The J2EE 1.4-compliant product has IBM’s Cloudscape small footprint relational database, full Eclipse web tools support, plus a simplified run time console in a compact 60MB download package.

WebSphere Community Edition is based on the Apache Geronimo Project, which was originally led by Gluecode before being acquired by IBM.

As part of the Geronimo project, IBM contributed the Cloudscape embedded Java database to the Apache project, which has renamed it Derby. Recently, IBM added a run time management console to Apache as well.

Like JBoss, the best-known open source J2EE appserver, WebSphere Community Edition is available free for download, or with paid business day or 24 x 7 support subscriptions.

In a change to original plans, support is being priced per server rather than per CPU, so customers won’t pay penalties for new multi-core architectures.

As initial release, WebSphere Community Edition still has a ways to go before it gets technology parity with JBoss.
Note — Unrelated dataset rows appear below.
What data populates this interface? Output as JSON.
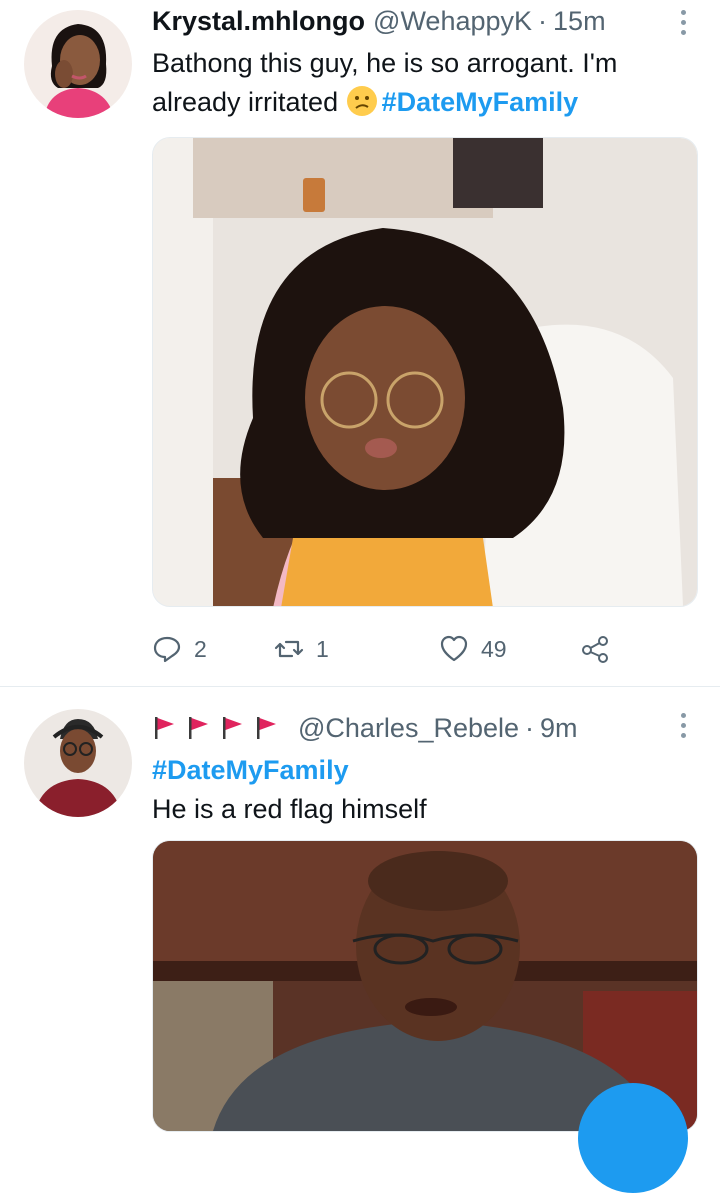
{
  "tweets": [
    {
      "display_name": "Krystal.mhlongo",
      "handle": "@WehappyK",
      "separator": "·",
      "time": "15m",
      "text_part1": "Bathong this guy, he is so arrogant. I'm already irritated ",
      "emoji": "confused-face-emoji",
      "hashtag": "#DateMyFamily",
      "actions": {
        "replies": "2",
        "retweets": "1",
        "likes": "49"
      }
    },
    {
      "flags": [
        "red-flag",
        "red-flag",
        "red-flag",
        "red-flag"
      ],
      "handle": "@Charles_Rebele",
      "separator": "·",
      "time": "9m",
      "hashtag": "#DateMyFamily",
      "text": "He is a red flag himself"
    }
  ],
  "colors": {
    "accent": "#1d9bf0",
    "secondary_text": "#536471",
    "flag_red": "#e0245e"
  },
  "icons": [
    "more-icon",
    "reply-icon",
    "retweet-icon",
    "like-icon",
    "share-icon",
    "compose-fab"
  ]
}
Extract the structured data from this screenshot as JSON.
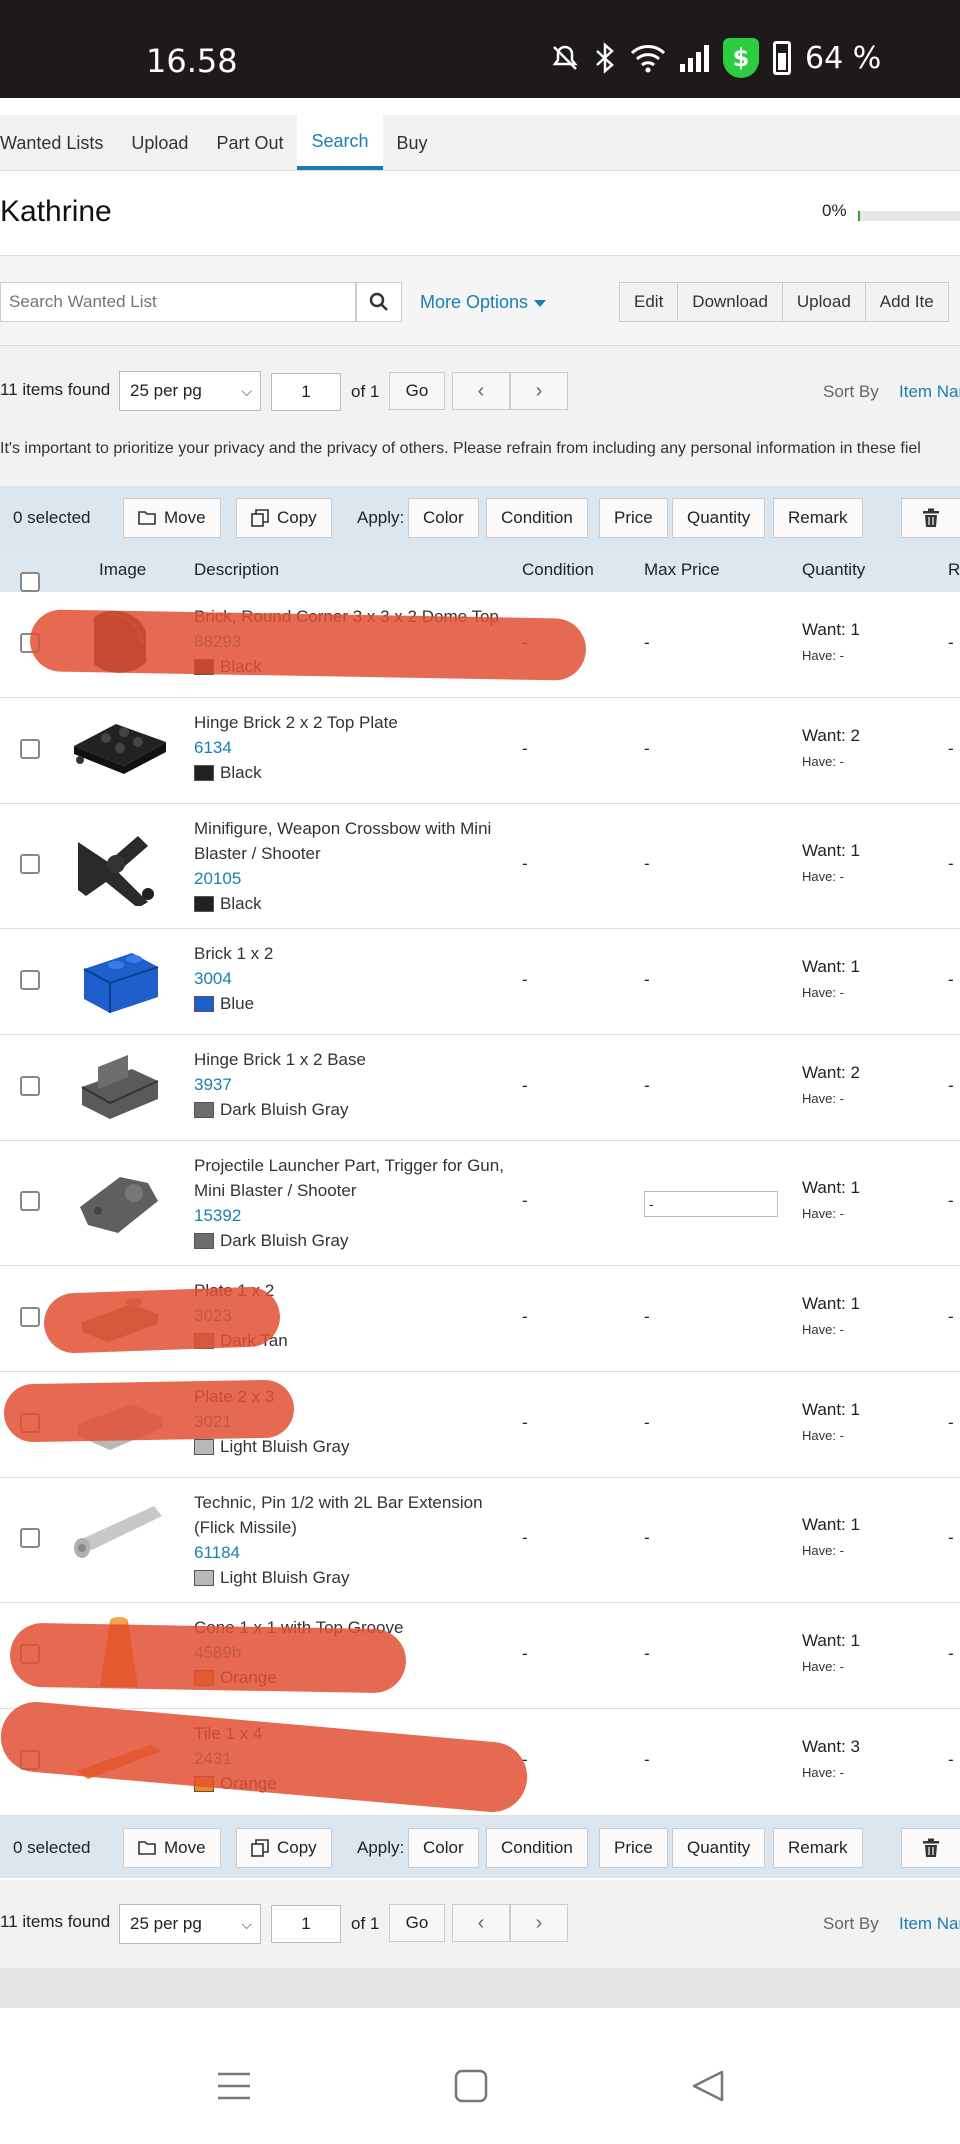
{
  "status_bar": {
    "time": "16.58",
    "battery": "64 %",
    "icons": [
      "mute-icon",
      "bluetooth-icon",
      "wifi-icon",
      "signal-icon",
      "shield-icon",
      "battery-icon"
    ]
  },
  "tabs": [
    {
      "label": "Wanted Lists",
      "active": false
    },
    {
      "label": "Upload",
      "active": false
    },
    {
      "label": "Part Out",
      "active": false
    },
    {
      "label": "Search",
      "active": true
    },
    {
      "label": "Buy",
      "active": false
    }
  ],
  "list": {
    "title": "Kathrine",
    "progress_text": "0%",
    "progress": 0
  },
  "toolbar": {
    "search_placeholder": "Search Wanted List",
    "more_options": "More Options",
    "buttons": [
      "Edit",
      "Download",
      "Upload",
      "Add Ite"
    ]
  },
  "pager": {
    "found": "11 items found",
    "per_page": "25 per pg",
    "page": "1",
    "of": "of 1",
    "go": "Go",
    "prev": "‹",
    "next": "›",
    "sort_label": "Sort By",
    "sort_value": "Item Nar"
  },
  "notice": "It's important to prioritize your privacy and the privacy of others. Please refrain from including any personal information in these fiel",
  "actions": {
    "selected": "0 selected",
    "move": "Move",
    "copy": "Copy",
    "apply": "Apply:",
    "apply_buttons": [
      "Color",
      "Condition",
      "Price",
      "Quantity",
      "Remark"
    ]
  },
  "table": {
    "headers": {
      "image": "Image",
      "description": "Description",
      "condition": "Condition",
      "max_price": "Max Price",
      "quantity": "Quantity",
      "remark": "R"
    },
    "rows": [
      {
        "name": "Brick, Round Corner 3 x 3 x 2 Dome Top",
        "id": "88293",
        "color": "Black",
        "swatch": "#222222",
        "condition": "-",
        "max_price": "-",
        "want": "Want: 1",
        "have": "Have: -",
        "remark": "-"
      },
      {
        "name": "Hinge Brick 2 x 2 Top Plate",
        "id": "6134",
        "color": "Black",
        "swatch": "#222222",
        "condition": "-",
        "max_price": "-",
        "want": "Want: 2",
        "have": "Have: -",
        "remark": "-"
      },
      {
        "name": "Minifigure, Weapon Crossbow with Mini Blaster / Shooter",
        "id": "20105",
        "color": "Black",
        "swatch": "#222222",
        "condition": "-",
        "max_price": "-",
        "want": "Want: 1",
        "have": "Have: -",
        "remark": "-"
      },
      {
        "name": "Brick 1 x 2",
        "id": "3004",
        "color": "Blue",
        "swatch": "#1f5fcc",
        "condition": "-",
        "max_price": "-",
        "want": "Want: 1",
        "have": "Have: -",
        "remark": "-"
      },
      {
        "name": "Hinge Brick 1 x 2 Base",
        "id": "3937",
        "color": "Dark Bluish Gray",
        "swatch": "#6e6e6e",
        "condition": "-",
        "max_price": "-",
        "want": "Want: 2",
        "have": "Have: -",
        "remark": "-"
      },
      {
        "name": "Projectile Launcher Part, Trigger for Gun, Mini Blaster / Shooter",
        "id": "15392",
        "color": "Dark Bluish Gray",
        "swatch": "#6e6e6e",
        "condition": "-",
        "max_price": "-",
        "want": "Want: 1",
        "have": "Have: -",
        "remark": "-"
      },
      {
        "name": "Plate 1 x 2",
        "id": "3023",
        "color": "Dark Tan",
        "swatch": "#9b8560",
        "condition": "-",
        "max_price": "-",
        "want": "Want: 1",
        "have": "Have: -",
        "remark": "-"
      },
      {
        "name": "Plate 2 x 3",
        "id": "3021",
        "color": "Light Bluish Gray",
        "swatch": "#b8b8b8",
        "condition": "-",
        "max_price": "-",
        "want": "Want: 1",
        "have": "Have: -",
        "remark": "-"
      },
      {
        "name": "Technic, Pin 1/2 with 2L Bar Extension (Flick Missile)",
        "id": "61184",
        "color": "Light Bluish Gray",
        "swatch": "#b8b8b8",
        "condition": "-",
        "max_price": "-",
        "want": "Want: 1",
        "have": "Have: -",
        "remark": "-"
      },
      {
        "name": "Cone 1 x 1 with Top Groove",
        "id": "4589b",
        "color": "Orange",
        "swatch": "#f28a1e",
        "condition": "-",
        "max_price": "-",
        "want": "Want: 1",
        "have": "Have: -",
        "remark": "-"
      },
      {
        "name": "Tile 1 x 4",
        "id": "2431",
        "color": "Orange",
        "swatch": "#f28a1e",
        "condition": "-",
        "max_price": "-",
        "want": "Want: 3",
        "have": "Have: -",
        "remark": "-"
      }
    ]
  },
  "nav": {
    "icons": [
      "menu-icon",
      "home-square-icon",
      "back-triangle-icon"
    ]
  },
  "colors": {
    "accent": "#1a7fb0",
    "redaction": "#e25034",
    "header_bg": "#dde7ef"
  }
}
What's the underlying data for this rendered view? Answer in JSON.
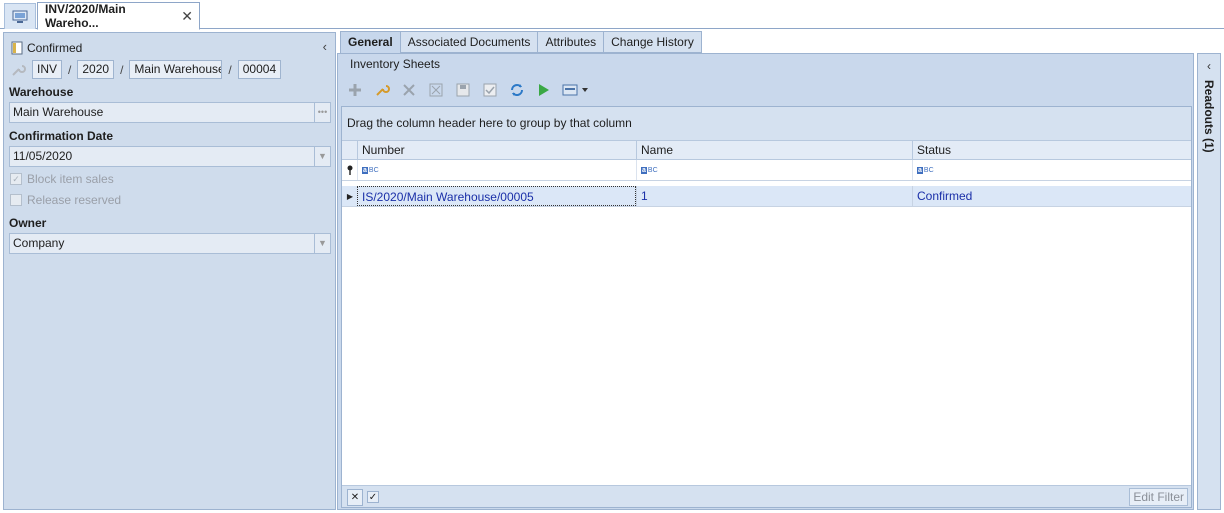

For instance, the product does not yet support clustering, and although it has drivers for Oracle and SQL Server external databases, ironically, IBM’s DB2 is not yet one of them.

Although WebSphere community Edition, a.k.a., Apache Geronomi, has a relatively late start in the open source appserver sphere, IBM is bullish on developing the constituency. We’re seeing open and vibrant community building around Geronimo right now

Also, IBM has yet to work on migration tools for Community Edition subscribers that want to graduate to the real WebSphere. We will be working toward [determining] how do we exploit Geronimo technology within WebSphere itself, said Scott Cosby, IBM’s Gluecode Transition Executive.